El caso del nemuritor


A medianoche, un día de julio, estábamos mi vecino don Jorge y yo sentados con tranquilidad en su terraza donde me habló del Universo del que según él se extraen todos los misterios de la ciencia y de historia. Decía sobre los alquimistas, y de cómo la alquimia trataba de práctica protocientífica y disciplina filosófica que combina elementos de  química, metalurgia, física, medicina,  astrología,  semiótica, misticismo, espiritualismo y arte. Luego paso a la historia.   Mis conocimientos sobre historia no son pequeños aunque no soy una autoridad, ni mucho menos, pero lo que iba contando don Jorge eran cosas que jamás había oído, acontecimientos con detalle asombroso y con datos y citas que jamás había oído. Contó como en el siglo XVII un grupo de franceses, ingleses y holandeses desde la isla San Cristóbal en el Caribe empezaron comerciando con los galeones españoles y luego acabaron pirateándolos.

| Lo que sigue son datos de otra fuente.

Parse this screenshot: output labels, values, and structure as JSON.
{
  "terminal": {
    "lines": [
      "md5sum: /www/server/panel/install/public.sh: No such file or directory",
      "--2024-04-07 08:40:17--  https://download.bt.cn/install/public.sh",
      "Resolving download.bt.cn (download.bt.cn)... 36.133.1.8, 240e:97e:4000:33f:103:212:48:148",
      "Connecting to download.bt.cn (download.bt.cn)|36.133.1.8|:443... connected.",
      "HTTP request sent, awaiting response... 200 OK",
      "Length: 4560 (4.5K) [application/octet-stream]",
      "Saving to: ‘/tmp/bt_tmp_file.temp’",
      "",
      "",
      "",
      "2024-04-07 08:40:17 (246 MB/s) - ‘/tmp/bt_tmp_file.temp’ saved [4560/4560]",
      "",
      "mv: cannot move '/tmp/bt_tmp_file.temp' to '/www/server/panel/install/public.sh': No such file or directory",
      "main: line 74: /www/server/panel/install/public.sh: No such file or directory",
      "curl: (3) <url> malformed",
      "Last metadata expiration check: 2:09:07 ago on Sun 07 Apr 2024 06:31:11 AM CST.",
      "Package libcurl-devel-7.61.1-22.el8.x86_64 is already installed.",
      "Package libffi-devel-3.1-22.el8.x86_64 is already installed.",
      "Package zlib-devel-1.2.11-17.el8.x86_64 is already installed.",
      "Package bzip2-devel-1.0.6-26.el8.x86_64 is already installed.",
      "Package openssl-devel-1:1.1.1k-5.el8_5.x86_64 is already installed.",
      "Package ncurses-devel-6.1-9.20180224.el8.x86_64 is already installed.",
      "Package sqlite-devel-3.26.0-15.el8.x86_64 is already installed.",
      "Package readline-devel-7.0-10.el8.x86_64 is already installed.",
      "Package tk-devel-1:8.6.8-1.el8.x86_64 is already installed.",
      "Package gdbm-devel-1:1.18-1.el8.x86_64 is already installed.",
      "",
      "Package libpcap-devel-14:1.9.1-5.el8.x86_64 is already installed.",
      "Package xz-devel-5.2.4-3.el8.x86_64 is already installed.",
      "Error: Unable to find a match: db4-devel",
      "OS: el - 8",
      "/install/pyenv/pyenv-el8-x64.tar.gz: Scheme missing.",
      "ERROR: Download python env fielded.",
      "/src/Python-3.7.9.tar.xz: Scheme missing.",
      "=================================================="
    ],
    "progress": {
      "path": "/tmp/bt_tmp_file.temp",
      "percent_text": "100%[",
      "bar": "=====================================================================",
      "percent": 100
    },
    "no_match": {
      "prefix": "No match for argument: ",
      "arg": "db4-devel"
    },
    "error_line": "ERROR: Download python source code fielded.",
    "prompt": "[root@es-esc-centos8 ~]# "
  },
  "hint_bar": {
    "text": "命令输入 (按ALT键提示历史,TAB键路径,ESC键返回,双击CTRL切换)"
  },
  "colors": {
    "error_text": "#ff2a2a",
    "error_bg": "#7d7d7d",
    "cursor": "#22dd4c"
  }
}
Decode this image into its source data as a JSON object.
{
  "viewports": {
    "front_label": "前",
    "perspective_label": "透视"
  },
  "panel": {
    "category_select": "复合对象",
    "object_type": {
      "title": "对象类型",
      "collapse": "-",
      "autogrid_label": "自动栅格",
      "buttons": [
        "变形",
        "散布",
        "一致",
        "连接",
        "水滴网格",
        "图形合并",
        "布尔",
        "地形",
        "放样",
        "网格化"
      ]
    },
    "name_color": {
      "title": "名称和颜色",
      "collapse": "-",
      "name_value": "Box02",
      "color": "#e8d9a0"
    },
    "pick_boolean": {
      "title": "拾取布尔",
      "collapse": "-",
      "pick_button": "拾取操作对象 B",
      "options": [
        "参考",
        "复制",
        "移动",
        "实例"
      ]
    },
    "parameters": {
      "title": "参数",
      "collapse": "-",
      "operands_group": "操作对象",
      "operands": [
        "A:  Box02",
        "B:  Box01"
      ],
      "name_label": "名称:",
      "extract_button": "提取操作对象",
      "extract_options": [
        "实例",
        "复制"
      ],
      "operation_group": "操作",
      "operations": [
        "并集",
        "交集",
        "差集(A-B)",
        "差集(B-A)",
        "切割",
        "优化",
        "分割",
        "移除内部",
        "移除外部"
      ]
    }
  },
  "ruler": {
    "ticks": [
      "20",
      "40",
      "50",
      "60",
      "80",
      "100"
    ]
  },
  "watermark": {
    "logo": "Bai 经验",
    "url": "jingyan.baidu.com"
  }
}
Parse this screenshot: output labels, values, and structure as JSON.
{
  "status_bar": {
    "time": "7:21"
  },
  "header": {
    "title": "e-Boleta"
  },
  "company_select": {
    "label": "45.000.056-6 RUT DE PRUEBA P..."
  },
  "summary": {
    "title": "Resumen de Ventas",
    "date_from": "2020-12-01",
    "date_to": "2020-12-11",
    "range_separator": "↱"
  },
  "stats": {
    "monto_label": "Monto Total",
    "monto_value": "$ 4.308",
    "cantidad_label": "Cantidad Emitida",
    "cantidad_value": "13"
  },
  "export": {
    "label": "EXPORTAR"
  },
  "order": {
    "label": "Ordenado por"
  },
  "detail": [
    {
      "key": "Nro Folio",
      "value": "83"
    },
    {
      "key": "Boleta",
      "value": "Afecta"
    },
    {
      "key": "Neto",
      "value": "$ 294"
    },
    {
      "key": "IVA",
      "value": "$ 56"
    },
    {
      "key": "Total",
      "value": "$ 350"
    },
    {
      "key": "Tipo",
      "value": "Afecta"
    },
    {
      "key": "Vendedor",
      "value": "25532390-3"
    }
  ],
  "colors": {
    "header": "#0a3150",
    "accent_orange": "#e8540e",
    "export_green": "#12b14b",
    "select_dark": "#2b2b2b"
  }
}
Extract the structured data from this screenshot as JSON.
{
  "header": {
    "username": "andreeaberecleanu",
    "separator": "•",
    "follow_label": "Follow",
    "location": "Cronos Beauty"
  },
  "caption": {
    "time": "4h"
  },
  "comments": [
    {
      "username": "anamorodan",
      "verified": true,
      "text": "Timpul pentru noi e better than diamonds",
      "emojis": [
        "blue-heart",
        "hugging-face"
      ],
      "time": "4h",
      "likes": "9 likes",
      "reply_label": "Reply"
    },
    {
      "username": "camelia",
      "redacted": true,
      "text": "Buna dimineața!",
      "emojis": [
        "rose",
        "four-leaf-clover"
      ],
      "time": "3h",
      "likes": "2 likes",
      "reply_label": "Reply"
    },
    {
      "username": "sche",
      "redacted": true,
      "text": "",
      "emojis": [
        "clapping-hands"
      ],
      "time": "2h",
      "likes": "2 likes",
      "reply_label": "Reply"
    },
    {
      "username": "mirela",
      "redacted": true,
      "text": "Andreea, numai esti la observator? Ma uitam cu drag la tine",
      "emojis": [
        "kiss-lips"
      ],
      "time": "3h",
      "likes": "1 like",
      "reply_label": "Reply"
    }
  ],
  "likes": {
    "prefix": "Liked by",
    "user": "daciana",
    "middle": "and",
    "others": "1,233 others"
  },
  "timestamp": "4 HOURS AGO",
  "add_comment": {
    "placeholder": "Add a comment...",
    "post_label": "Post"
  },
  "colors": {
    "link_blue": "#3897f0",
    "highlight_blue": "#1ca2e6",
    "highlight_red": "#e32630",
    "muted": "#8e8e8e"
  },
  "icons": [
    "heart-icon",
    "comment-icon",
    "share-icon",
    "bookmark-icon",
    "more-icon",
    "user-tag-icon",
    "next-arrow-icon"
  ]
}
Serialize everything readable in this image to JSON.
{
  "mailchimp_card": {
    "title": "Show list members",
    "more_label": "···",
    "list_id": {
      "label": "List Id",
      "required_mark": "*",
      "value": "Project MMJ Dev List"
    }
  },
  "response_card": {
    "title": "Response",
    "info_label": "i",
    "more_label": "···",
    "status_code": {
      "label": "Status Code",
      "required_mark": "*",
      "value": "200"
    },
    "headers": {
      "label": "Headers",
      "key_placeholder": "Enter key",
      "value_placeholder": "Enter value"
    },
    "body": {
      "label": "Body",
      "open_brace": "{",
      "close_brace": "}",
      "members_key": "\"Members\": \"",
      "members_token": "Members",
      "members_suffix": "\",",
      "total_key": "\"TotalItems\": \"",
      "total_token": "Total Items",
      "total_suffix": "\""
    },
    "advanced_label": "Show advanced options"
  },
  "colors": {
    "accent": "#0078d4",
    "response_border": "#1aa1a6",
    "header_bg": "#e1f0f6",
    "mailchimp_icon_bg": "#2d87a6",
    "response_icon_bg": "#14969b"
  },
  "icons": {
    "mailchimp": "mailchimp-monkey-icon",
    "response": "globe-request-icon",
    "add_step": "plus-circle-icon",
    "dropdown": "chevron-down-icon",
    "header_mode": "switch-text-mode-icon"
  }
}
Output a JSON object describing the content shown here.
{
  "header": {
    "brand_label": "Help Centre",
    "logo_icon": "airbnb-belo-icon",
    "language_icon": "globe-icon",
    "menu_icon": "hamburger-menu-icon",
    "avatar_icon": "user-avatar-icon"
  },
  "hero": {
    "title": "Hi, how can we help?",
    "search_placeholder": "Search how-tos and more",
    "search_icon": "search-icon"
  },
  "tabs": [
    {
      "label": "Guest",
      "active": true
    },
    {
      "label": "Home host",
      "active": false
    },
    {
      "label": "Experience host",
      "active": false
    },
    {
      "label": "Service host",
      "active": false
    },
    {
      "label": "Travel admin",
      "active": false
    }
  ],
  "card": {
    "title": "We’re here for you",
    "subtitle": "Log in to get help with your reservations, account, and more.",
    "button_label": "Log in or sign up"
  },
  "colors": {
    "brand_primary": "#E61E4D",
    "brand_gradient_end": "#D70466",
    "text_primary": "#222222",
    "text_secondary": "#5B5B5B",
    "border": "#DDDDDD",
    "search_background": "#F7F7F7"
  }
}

A estos bucaneros, decía que los sorprendió Exquemalin haciendo grabados de sus habituales quehaceres de una manera tan precisa como ingenua. Don Jorge llamaba a los bucaneros con sus nombres y procedencia como si los hubiera conocido, como a Pierre Legrand, Fançois Lolonois, Bartolomé “El Portugues”, Rok Brasiliano, Montbars o Lewis Scott. Decía de este último que gustaba de comer la carne cruda, y de Brasiliano que en cuestión de compañía le daba a todos los palos. Lo que no deja de ser un chisme.
Oyendo estas cosas y otras, de la guerra de Sucesión española o de la primera Gran Guerra, se detenía en tantos detalles que parecía los hubiera vivido en persona. Cuando le pregunté cómo conocía tanto detalle de acontecimientos tan lejanos, en los que los documentos y archivos no suelen detenerse en contar, se sonrió. –Bueno. Dijo. –Yo no los he conocido, ni he vivido esos acontecimientos pero, como se que tu eres una persona seria y no cierras tu mente a las cosas que se salen de la normalidad, te diré que  sí conozco a una persona que ha vivido personalmente todo esto que te he contado.  Se hizo entre nosotros un silencio largo. Él me estaba dando tiempo para pensar y yo me lo estaba tomando. Luego con toda la carga de misterio asumida le contesté:- ¿Quién? – Te diré su nombre actual que no es el propio que tiene, y que solo él está autorizado para desvelarlo. Yo desde luego no, mientras no me lo autorice. Se hace llamar Monsieur Surmont. Y, si te interesa, le invito a cenar una noche y que te hable de todo lo que te pueda interesar. – De acuerdo. Le dije y poco después, cuando estaban encima, las estrellas Vega, Daneb y Altair, al frente de sus constelaciones, me retiré a dormir no sin la inquietud propia de estar ante un misterio que debía investigar, y del que , en principio no daba veracidad, pero tampoco se la quitaba.
Durante las siguientes semanas estuve indagando sobre el nombre de Surmont y entre las imágenes que daba la red estaba la de un hombre joven que me era muy conocido.   Saqué una copia y se la llevé a abuelo del primo Manuel. Pese a sus 98 años tenía la cabeza en muy buen estado y conocía prácticamente todo. Es de esas personas que se pasaron la vida leyendo y aprendiendo y ahora, lo que es la memoria remota, la conservaba en casi perfecto estado, escuchándolo los datos y referencia de todo lo que había vivido. Llegué hasta su casa, una de esas que nos hacen creer que empezamos a parecer hormigas, y Manuel me llevó directamente hasta la pequeña terraza, donde pasaba todo el día el viejecito viviendo sus momentos, cargados de amplios silencios en los que  removía sus recuerdos. Manuel me presentó y, nada verme dijo: -Joder Manolo, ¿como no me voy a acordar si le he llevado mas de una vez a la escuela? (y era verdad). Después, tomo la foto que copié de la red y mirándome me dijo: - Este es Surmont el amigo de mi abuelo. Era mucho mas joven que él, vino desde Inglaterra y nos contaba cosas prodigiosas como si las hubiera vivido sobre los acontecimientos del siglo XIX  y del XVIII. Fue alquimista famoso. La verdad es que nunca le creía hasta que el año pasado me hizo una visita y vi que estaba igual de joven que cuando yo era un niño. Creo que su verdadero nombre era el de un noble francés, pero en este momento no me acuerdo.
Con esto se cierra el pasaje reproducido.